Personal information
- Born: May 23, 1986 (age 40) Bloomington, Illinois, U.S.
- Listed height: 5 ft 11 in (1.80 m)
- Listed weight: 185 lb (84 kg)

Career information
- High school: Bloomington
- College: Oregon State
- NFL draft: 2009: 5th round, 148th overall pick

Career history
- San Diego Chargers (2009); New York Giants (2010)*; Philadelphia Eagles (2010–2013); Cleveland Browns (2014)*;
- * Offseason or practice squad member only

Awards and highlights
- 2× Second-team All-Pac-10 (2007, 2008);

Career NFL statistics
- Total tackles: 32
- Fumble recoveries: 1
- Pass deflections: 2
- Stats at Pro Football Reference

= Brandon Hughes (American football) =

American football player (born 1986)

Brandon D. Hughes (born May 23, 1986) is an American former professional football player who was a cornerback in the National Football League (NFL). After playing college football for the Oregon State Beavers, he was selected by the San Diego Chargers in the fifth round of the 2009 NFL draft.
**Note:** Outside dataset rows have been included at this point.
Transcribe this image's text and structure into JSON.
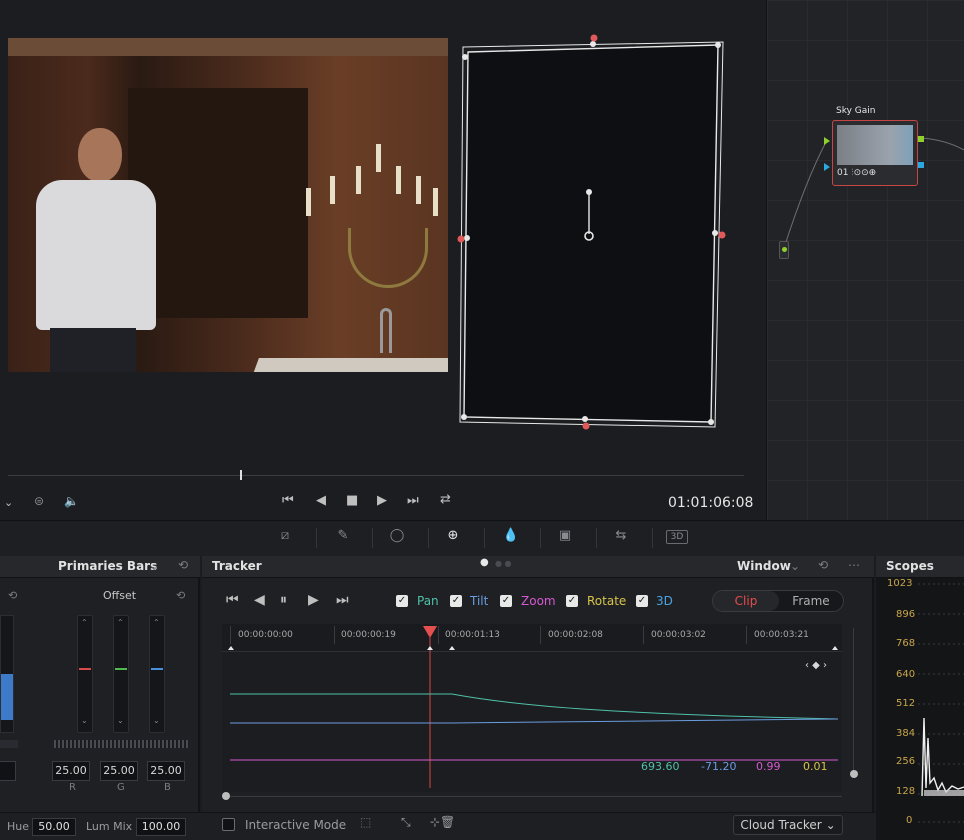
{
  "viewer": {
    "timecode": "01:01:06:08",
    "controls": [
      "prev-clip",
      "step-back",
      "stop",
      "play",
      "next-clip",
      "loop"
    ]
  },
  "node_editor": {
    "node_label": "Sky Gain",
    "node_number": "01"
  },
  "primaries": {
    "title": "Primaries Bars",
    "wheel_label": "Offset",
    "values": {
      "left_partial": "0",
      "r": "25.00",
      "g": "25.00",
      "b": "25.00"
    },
    "channel_labels": [
      "R",
      "G",
      "B"
    ],
    "colors": {
      "r": "#d94a4a",
      "g": "#4fb84f",
      "b": "#4a8fd9"
    }
  },
  "tracker": {
    "title": "Tracker",
    "mode_menu": "Window",
    "controls": [
      "first-frame",
      "track-back",
      "pause",
      "track-forward",
      "last-frame"
    ],
    "checkboxes": [
      {
        "label": "Pan",
        "checked": true,
        "color": "#4fc1a9"
      },
      {
        "label": "Tilt",
        "checked": true,
        "color": "#6a9ce0"
      },
      {
        "label": "Zoom",
        "checked": true,
        "color": "#d55ad0"
      },
      {
        "label": "Rotate",
        "checked": true,
        "color": "#d8c44a"
      },
      {
        "label": "3D",
        "checked": true,
        "color": "#4aa4e0"
      }
    ],
    "segment": {
      "clip": "Clip",
      "frame": "Frame",
      "active": "Clip"
    },
    "ruler_ticks": [
      "00:00:00:00",
      "00:00:00:19",
      "00:00:01:13",
      "00:00:02:08",
      "00:00:03:02",
      "00:00:03:21"
    ],
    "readouts": [
      {
        "value": "693.60",
        "color": "#4fc1a9"
      },
      {
        "value": "-71.20",
        "color": "#6a9ce0"
      },
      {
        "value": "0.99",
        "color": "#d55ad0"
      },
      {
        "value": "0.01",
        "color": "#d8c44a"
      }
    ],
    "interactive_mode_label": "Interactive Mode",
    "cloud_tracker_label": "Cloud Tracker"
  },
  "footer": {
    "hue_label": "Hue",
    "hue_value": "50.00",
    "lum_mix_label": "Lum Mix",
    "lum_mix_value": "100.00"
  },
  "scopes": {
    "title": "Scopes",
    "scale": [
      "1023",
      "896",
      "768",
      "640",
      "512",
      "384",
      "256",
      "128",
      "0"
    ]
  }
}
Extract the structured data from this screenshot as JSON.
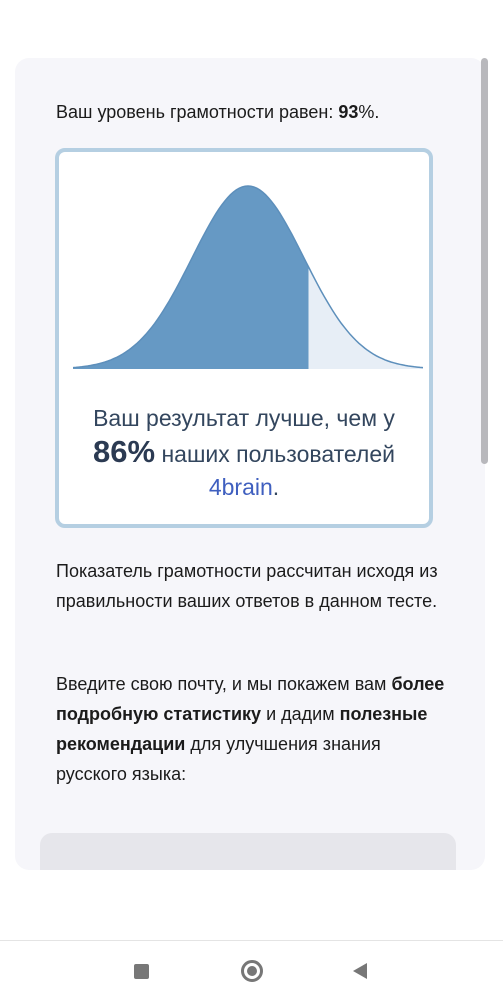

He was also a member of the New York Giants, Philadelphia Eagles and Cleveland Browns, before retiring in 2014.

==Early life==
Hughes attended Bloomington High School in Bloomington, Illinois, where he played wide receiver and cornerback on the football team.

==College career==
Hughes redshirted during his first year playing at Oregon State University in 2004. He became a starting cornerback for the Beavers in his redshirt freshman season. Hughes and two other players were ejected from a November 10, 2007, game against Washington for a skirmish after a play. He recorded 57 tackles and 12 pass deflections in 2007. Hughes was named to the Jim Thorpe Award watchlist before his senior season in 2008. He was selected to the 2009 East–West Shrine Game following his college career in which he recorded 178 tackles and three interceptions.

==Professional career==

===San Diego Chargers===
After running the 40-yard dash in 4.38 seconds at the 2009 NFL Scouting Combine, Hughes was selected by the San Diego Chargers in the fifth round (148th overall) of the 2009 NFL draft. He signed a four-year contract on June 20, 2009. After suffering a knee injury in a preseason game against the Atlanta Falcons, he was placed on injured reserve on September 1, 2009. He was released during final roster cuts in September 2010.

===New York Giants===
The New York Giants signed Hughes to their practice squad on September 10, 2010.

===Philadelphia Eagles===
Hughes was signed off the Giants' practice squad by the Philadelphia Eagles on November 23, 2010, to fill the slot vacated after cornerback Ellis Hobbs was placed on the injured reserve. He played in one game in 2010, the final game of the season as the Eagles rested their starters in preparation for the playoffs. In 2011, Hughes played in 13 games, started one, and recorded 16 tackles throughout those games.
On September 23, 2012, the Eagles announced that they signed Hughes to a one-year extension. On September 7, 2013, Hughes was released by the Eagles. On September 10, 2013, Hughes was re-signed by the Eagles. On September 23, 2013, Hughes was released by the Eagles with an injury settlement.

===Cleveland Browns===
Hughes signed with the Cleveland Browns on January 2, 2014. Hughes was released from the Browns on May 12, 2014.

==Post-football career==
In 2025, Hughes was hired as police officer by the Falls Township police department in Bucks County, Pennsylvania. He also owns a gym in Middletown Township.